A young woman in Iran was brutally lashed 74 times by the regime’s morality police for not wearing a hijab in the street.
Roya Heshmati, a vocal critic of the compulsory headscarf, was punished after a photograph was published a few months ago showing her in Tehran with her head uncovered.
The Kurdish-Iranian defiantly removed her headscarf as she arrived at court to be whipped and had to be restrained so officers could put it back on.
A photo shared on social media shows the painful injuries the whip left on her back.
Iranian authorities said the flogging was because she had been ‘encouraging permissiveness’.
In a post that has since been taken down, Ms Heshmati said she ‘did not yield’, adding: ‘I maintained my stance and did not wear the hijab.’
The officer carrying out the punishment told her to put the headscarf back on and when she refused he threatened to add another 74 lashes to her sentence.
In the end, two women handcuffed Ms Heshmati and forcibly put a hijab on her, according to independent Iranian media.
In her post she compared the room where she received the lashes to a ‘medieval torture chamber’.
She wrote: ‘They opened the iron door. The room had cement walls. There was a small bed in the corner with iron shackles on both sides… A medieval torture chamber.’
Iran has kept its strict headscarf rules despite widespread and violent protests across the country after the death of 22-year-ol Mahsa Amini.
Ms Amini, also a Kurdish-Iranian woman, was stopped by morality police and, according to reports, officers beat her as she was taken to a ‘re-education centre’ causing injuries that led to her death.
Authorities blame her death on an underlying health condition – but her family say she had none.
Her death led to public outrage and both men and women took to the streets to protest against the Islamic regime, with many women burning their headscarves or waving them in the air.
Hundreds of people were killed and thousands arrested and detained during the demonstrations, which authorities were quick to call ‘riots’ sparked by foreigners.
Seven protesters have also been executed, after what one UN expert called ‘sham trials marred by torture allegations’.
Morality police patrols were temporarily paused after the protests and authorities tried to enforce the rules using other measures. However, the patrols were re-introduced around six months ago.
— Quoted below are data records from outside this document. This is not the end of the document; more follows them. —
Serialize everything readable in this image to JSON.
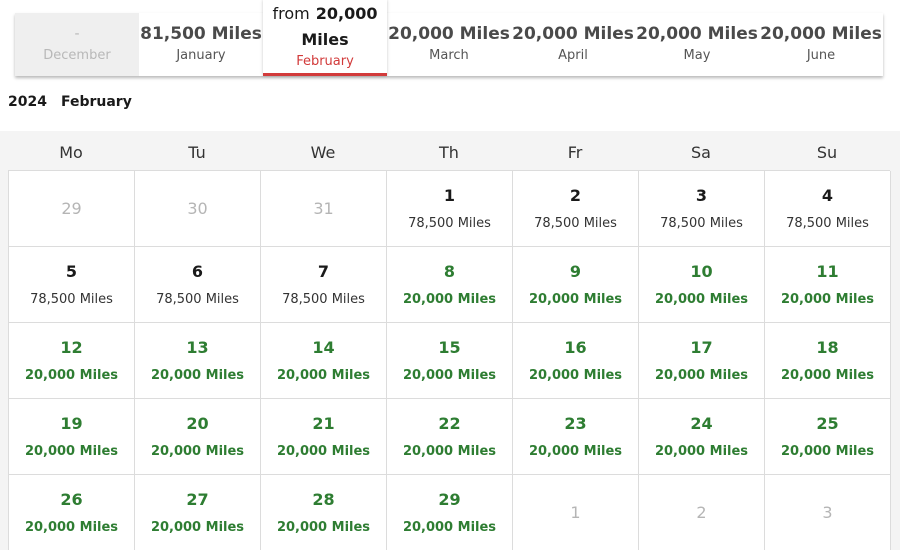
{
  "months": [
    {
      "price": "-",
      "name": "December",
      "state": "disabled"
    },
    {
      "price": "81,500 Miles",
      "name": "January",
      "state": "normal"
    },
    {
      "from_label": "from",
      "amount": "20,000",
      "unit": "Miles",
      "name": "February",
      "state": "selected"
    },
    {
      "price": "20,000 Miles",
      "name": "March",
      "state": "normal"
    },
    {
      "price": "20,000 Miles",
      "name": "April",
      "state": "normal"
    },
    {
      "price": "20,000 Miles",
      "name": "May",
      "state": "normal"
    },
    {
      "price": "20,000 Miles",
      "name": "June",
      "state": "normal"
    }
  ],
  "heading": {
    "year": "2024",
    "month": "February"
  },
  "weekdays": [
    "Mo",
    "Tu",
    "We",
    "Th",
    "Fr",
    "Sa",
    "Su"
  ],
  "colors": {
    "accent_red": "#d23a3a",
    "low_price_green": "#2e7d32"
  },
  "days": [
    {
      "day": "29",
      "miles": "",
      "kind": "out"
    },
    {
      "day": "30",
      "miles": "",
      "kind": "out"
    },
    {
      "day": "31",
      "miles": "",
      "kind": "out"
    },
    {
      "day": "1",
      "miles": "78,500 Miles",
      "kind": "normal"
    },
    {
      "day": "2",
      "miles": "78,500 Miles",
      "kind": "normal"
    },
    {
      "day": "3",
      "miles": "78,500 Miles",
      "kind": "normal"
    },
    {
      "day": "4",
      "miles": "78,500 Miles",
      "kind": "normal"
    },
    {
      "day": "5",
      "miles": "78,500 Miles",
      "kind": "normal"
    },
    {
      "day": "6",
      "miles": "78,500 Miles",
      "kind": "normal"
    },
    {
      "day": "7",
      "miles": "78,500 Miles",
      "kind": "normal"
    },
    {
      "day": "8",
      "miles": "20,000 Miles",
      "kind": "green"
    },
    {
      "day": "9",
      "miles": "20,000 Miles",
      "kind": "green"
    },
    {
      "day": "10",
      "miles": "20,000 Miles",
      "kind": "green"
    },
    {
      "day": "11",
      "miles": "20,000 Miles",
      "kind": "green"
    },
    {
      "day": "12",
      "miles": "20,000 Miles",
      "kind": "green"
    },
    {
      "day": "13",
      "miles": "20,000 Miles",
      "kind": "green"
    },
    {
      "day": "14",
      "miles": "20,000 Miles",
      "kind": "green"
    },
    {
      "day": "15",
      "miles": "20,000 Miles",
      "kind": "green"
    },
    {
      "day": "16",
      "miles": "20,000 Miles",
      "kind": "green"
    },
    {
      "day": "17",
      "miles": "20,000 Miles",
      "kind": "green"
    },
    {
      "day": "18",
      "miles": "20,000 Miles",
      "kind": "green"
    },
    {
      "day": "19",
      "miles": "20,000 Miles",
      "kind": "green"
    },
    {
      "day": "20",
      "miles": "20,000 Miles",
      "kind": "green"
    },
    {
      "day": "21",
      "miles": "20,000 Miles",
      "kind": "green"
    },
    {
      "day": "22",
      "miles": "20,000 Miles",
      "kind": "green"
    },
    {
      "day": "23",
      "miles": "20,000 Miles",
      "kind": "green"
    },
    {
      "day": "24",
      "miles": "20,000 Miles",
      "kind": "green"
    },
    {
      "day": "25",
      "miles": "20,000 Miles",
      "kind": "green"
    },
    {
      "day": "26",
      "miles": "20,000 Miles",
      "kind": "green"
    },
    {
      "day": "27",
      "miles": "20,000 Miles",
      "kind": "green"
    },
    {
      "day": "28",
      "miles": "20,000 Miles",
      "kind": "green"
    },
    {
      "day": "29",
      "miles": "20,000 Miles",
      "kind": "green"
    },
    {
      "day": "1",
      "miles": "",
      "kind": "out"
    },
    {
      "day": "2",
      "miles": "",
      "kind": "out"
    },
    {
      "day": "3",
      "miles": "",
      "kind": "out"
    }
  ]
}
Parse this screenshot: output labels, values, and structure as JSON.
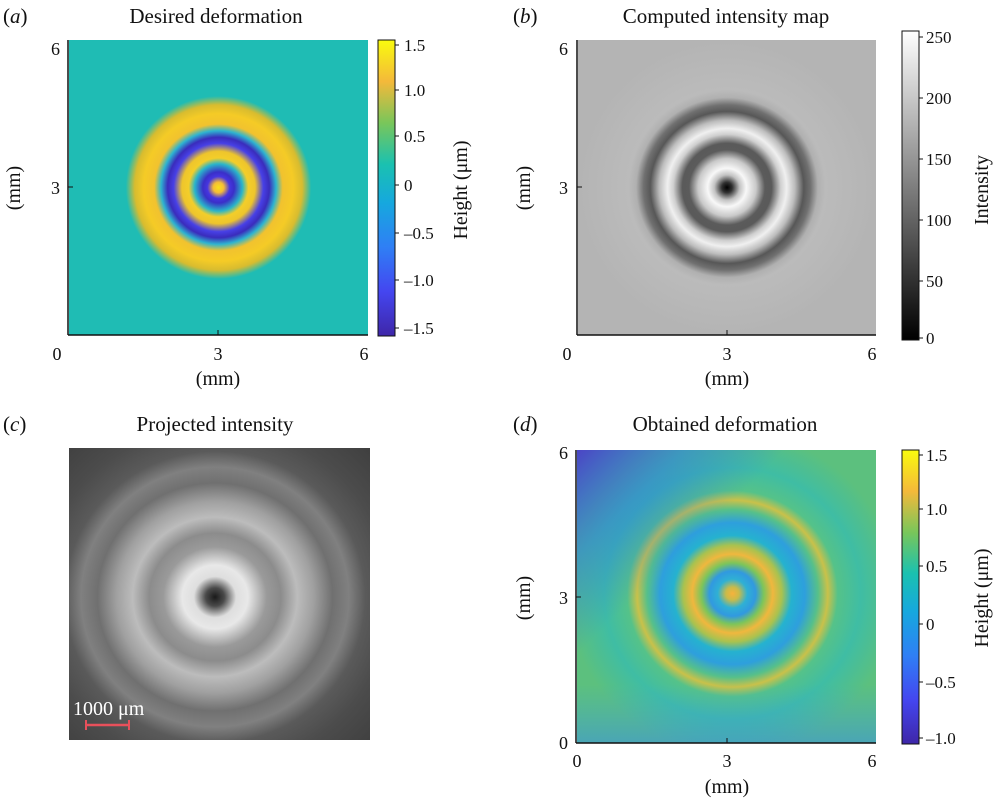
{
  "figure": {
    "panels": [
      {
        "letter_prefix": "(",
        "letter": "a",
        "letter_suffix": ")",
        "title": "Desired deformation",
        "xlabel": "(mm)",
        "ylabel": "(mm)",
        "xticks": [
          "0",
          "3",
          "6"
        ],
        "yticks": [
          "3",
          "6"
        ],
        "colorbar": {
          "label": "Height (μm)",
          "ticks": [
            "1.5",
            "1.0",
            "0.5",
            "0",
            "–0.5",
            "–1.0",
            "–1.5"
          ],
          "colormap": "parula"
        }
      },
      {
        "letter_prefix": "(",
        "letter": "b",
        "letter_suffix": ")",
        "title": "Computed intensity map",
        "xlabel": "(mm)",
        "ylabel": "(mm)",
        "xticks": [
          "0",
          "3",
          "6"
        ],
        "yticks": [
          "3",
          "6"
        ],
        "colorbar": {
          "label": "Intensity",
          "ticks": [
            "250",
            "200",
            "150",
            "100",
            "50",
            "0"
          ],
          "colormap": "gray"
        }
      },
      {
        "letter_prefix": "(",
        "letter": "c",
        "letter_suffix": ")",
        "title": "Projected intensity",
        "scalebar_label": "1000 μm"
      },
      {
        "letter_prefix": "(",
        "letter": "d",
        "letter_suffix": ")",
        "title": "Obtained deformation",
        "xlabel": "(mm)",
        "ylabel": "(mm)",
        "xticks": [
          "0",
          "3",
          "6"
        ],
        "yticks": [
          "0",
          "3",
          "6"
        ],
        "colorbar": {
          "label": "Height (μm)",
          "ticks": [
            "1.5",
            "1.0",
            "0.5",
            "0",
            "–0.5",
            "–1.0"
          ],
          "colormap": "parula"
        }
      }
    ]
  },
  "chart_data": [
    {
      "type": "heatmap",
      "title": "Desired deformation",
      "xlabel": "(mm)",
      "ylabel": "(mm)",
      "xlim": [
        0,
        6
      ],
      "ylim": [
        0,
        6
      ],
      "colorbar_label": "Height (μm)",
      "clim": [
        -1.6,
        1.6
      ],
      "pattern": "concentric rings",
      "center_mm": [
        3,
        3
      ],
      "radial_profile": {
        "r_mm": [
          0,
          0.35,
          0.75,
          1.1,
          1.45,
          1.85,
          2.2,
          2.5,
          2.85
        ],
        "height_um": [
          1.5,
          -1.6,
          1.5,
          -1.6,
          1.2,
          -0.1,
          1.45,
          0.9,
          0
        ]
      }
    },
    {
      "type": "heatmap",
      "title": "Computed intensity map",
      "xlabel": "(mm)",
      "ylabel": "(mm)",
      "xlim": [
        0,
        6
      ],
      "ylim": [
        0,
        6
      ],
      "colorbar_label": "Intensity",
      "clim": [
        0,
        255
      ],
      "pattern": "concentric rings",
      "center_mm": [
        3,
        3
      ],
      "radial_profile": {
        "r_mm": [
          0,
          0.18,
          0.55,
          0.95,
          1.3,
          1.7,
          2.05,
          2.45,
          2.8
        ],
        "intensity": [
          0,
          60,
          250,
          90,
          235,
          80,
          160,
          175,
          175
        ]
      }
    },
    {
      "type": "heatmap",
      "title": "Projected intensity",
      "pattern": "concentric rings",
      "scalebar_label": "1000 μm",
      "radial_profile": {
        "r_frac": [
          0,
          0.07,
          0.16,
          0.28,
          0.4,
          0.55,
          0.7,
          1.0
        ],
        "intensity": [
          20,
          90,
          235,
          160,
          190,
          110,
          130,
          70
        ]
      }
    },
    {
      "type": "heatmap",
      "title": "Obtained deformation",
      "xlabel": "(mm)",
      "ylabel": "(mm)",
      "xlim": [
        0,
        6
      ],
      "ylim": [
        0,
        6
      ],
      "colorbar_label": "Height (μm)",
      "clim": [
        -1.0,
        1.5
      ],
      "pattern": "concentric rings (noisy)",
      "center_mm": [
        3.1,
        3.0
      ],
      "radial_profile": {
        "r_mm": [
          0,
          0.25,
          0.7,
          1.15,
          1.55,
          2.05,
          2.45,
          3.0
        ],
        "height_um": [
          1.2,
          0.35,
          0.05,
          1.1,
          0.25,
          0.2,
          0.9,
          0.45
        ]
      }
    }
  ]
}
But it’s believed far more women are defying the headscarf law today than they were before Ms Amini died.
In September, a year since her death, a Western diplomat in Tehran estimated that across the country, an average of about 20% of women – often from the younger generation – are going outside without a hijab, the BBC reported.
Speaking at the time, one of them – a 20-year-old music student in Tehran – said: ‘Things have changed so much since last year. I still can’t believe the things I now have the courage to do. We’ve become so much bolder and braver.’
She described being scared to her bones when she walks past the morality police with no hijab, but said she keeps her head up and pretends she hasn’t seen them.
The student did explain, however, that she’s not reckless and wouldn’t go so far as to wear something like shorts and always has a scarf in her bag in case things get serious.
Less than a month after she spoke, a 16-year-old girl died in Tehran after allegedly being assaulted by the morality police for not wearing a hijab.
Armita Geravand, 16, suffered ‘severe injuries’ and spent weeks in a coma after an altercation at Meydan-E Shohada station.
The Hengaw Organization for Human Rights called for an independent international investigation citing ‘the practice of the Islamic Republic in concealing the truth’.